The FBI has confirmed it began investigating Parente's financial dealings — believed to be a business making short-term loans at high interest rates — after the murder-suicide.

A law enforcement official said Thursday that local authorities notified the FBI after trying to contact relatives of the victims using a cell phone recovered at the scene. Some of the numbers programmed into the phone were for people who told police they had investments with Parente, said the official, who spoke on condition of anonymity because the investigation was ongoing.

"Some of the people detectives talked to made allegations to these detectives about questionable financial dealings in New York," Baltimore County Police spokesman Cpl. Mike Hill said Friday, as investigators there closed their case.

Montague declined media interviews, but another law partner, Craig Gardy, said the publicity has prompted several telephone calls to his office from others who suspect they may have been scammed. Drelich said three people quickly came forward saying they lost at least $4 million.

"People were upset," said Gardy, who described a newspaper report that up to $20 million may have been swindled by Parente as "reasonable."

"Everyone that calls knows at least another person involved. It's going to keep growing."

Gardy said Montague invested with Parente after being introduced to him by another attorney, whom he would not identify. None of the other attorneys in Montague's law firm invested with Parente, according to Gardy.

Despite suspicions about the shady investments, Baltimore County police said a motive for the killings is still unknown.

"We have not reached that determination, and we may never reach that determination," Hill said.

The bodies of Parente, his wife, Betty Parente, 58, and their daughters, Stephanie, 19, and Catherine, 11, were discovered Monday in a hotel north of Baltimore.

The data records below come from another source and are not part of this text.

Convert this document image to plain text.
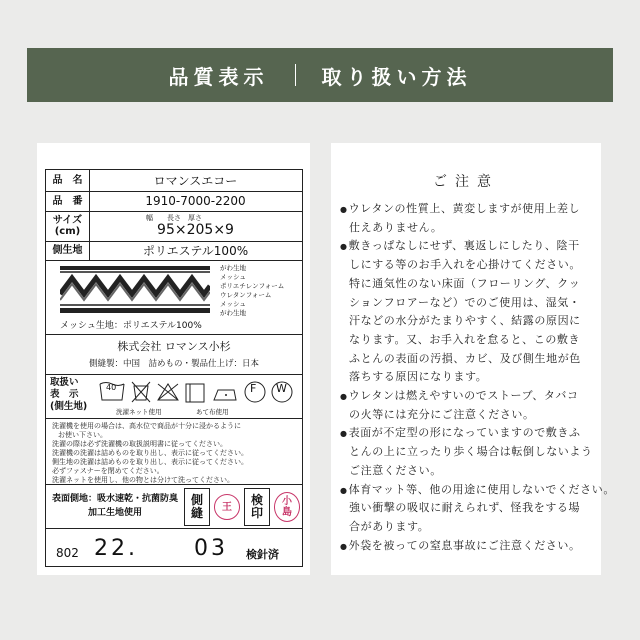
品質表示	取り扱い方法
品　名	ロマンスエコー
品　番	1910-7000-2200
サイズ
(cm)	95×205×9
幅　　長さ　厚さ
側生地	ポリエステル100%
がわ生地
メッシュ
ポリエチレンフォーム
ウレタンフォーム
メッシュ
がわ生地
メッシュ生地：ポリエステル100%
株式会社 ロマンス小杉
側縫製：中国　詰めもの・製品仕上げ：日本
取扱い
表　示
(側生地)
40	F W
洗濯ネット使用	あて布使用
洗濯機を使用の場合は、高水位で商品が十分に浸かるように
お使い下さい。
洗濯の際は必ず洗濯機の取扱説明書に従ってください。
洗濯機の洗濯は詰めものを取り出し、表示に従ってください。
側生地の洗濯は詰めものを取り出し、表示に従ってください。
必ずファスナーを閉めてください。
洗濯ネットを使用し、他の物とは分けて洗ってください。
表面側地：吸水速乾・抗菌防臭
加工生地使用
側
縫	王	検
印
小
島
802 22.	03 検針済
ご注意
●ウレタンの性質上、黄変しますが使用上差し
仕えありません。
●敷きっぱなしにせず、裏返しにしたり、陰干
しにする等のお手入れを心掛けてください。
特に通気性のない床面（フローリング、クッ
ションフロアーなど）でのご使用は、湿気・
汗などの水分がたまりやすく、結露の原因に
なります。又、お手入れを怠ると、この敷き
ふとんの表面の汚損、カビ、及び側生地が色
落ちする原因になります。
●ウレタンは燃えやすいのでストーブ、タバコ
の火等には充分にご注意ください。
●表面が不定型の形になっていますので敷きふ
とんの上に立ったり歩く場合は転倒しないよう
ご注意ください。
●体育マット等、他の用途に使用しないでください。
強い衝撃の吸収に耐えられず、怪我をする場
合があります。
●外袋を被っての窒息事故にご注意ください。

The couple and their younger daughter were in Maryland to visit Stephanie, a sophomore at Loyola College in Baltimore.

Betty and the daughters, who were found on a bed, died of blunt force trauma and asphyxiation. William Parente, who was found in the bathroom, died by cutting himself, but Hill declined to elaborate. Investigators could not determine if there was a struggle or whether objects found in the room were used in the killings or another object was used and later disposed of, Hill said.

Detectives found a knife and a receipt for a knife from Crate and Barrel in William Parente's belongings at the hotel, Hill said. However, he said he didn't know where the knife that killed Parente was purchased, but detectives did interview employees at a Crate and Barrel store across the street from the Parentes' hotel.

Hill said Friday the investigation of the deaths was now closed, though he did not know if the bodies had been released by the medical examiner. That decision, he said, was a matter for the family and medical examiner.

A friend of Stephanie's told The Associated Press in an e-mail that her friend was surprised when her parents and little sister arrived unannounced in Baltimore last weekend.

"Steph had a big chem test to study for and didn't really have the time to visit with them," said Gabrielle Paige. "Steph never mentioned her parents to me, nor did she ever mention any financial problems. As far as I knew, there was nothing to be concerned about.

"I don't understand the events that took place on Sunday, and I don't think any magnitude of financial problems makes it any more understandable," she said.

The family lived in Garden City, a New York City suburb on Long Island, in a million-dollar house across from a golf course. The family attended St. Joseph's Roman Catholic Church in Garden City, where the funeral will be held Tuesday.

Sixth-graders from Garden City Middle School, which Catherine attended, held a candlelight vigil outside the home on Wednesday night following a memorial Mass.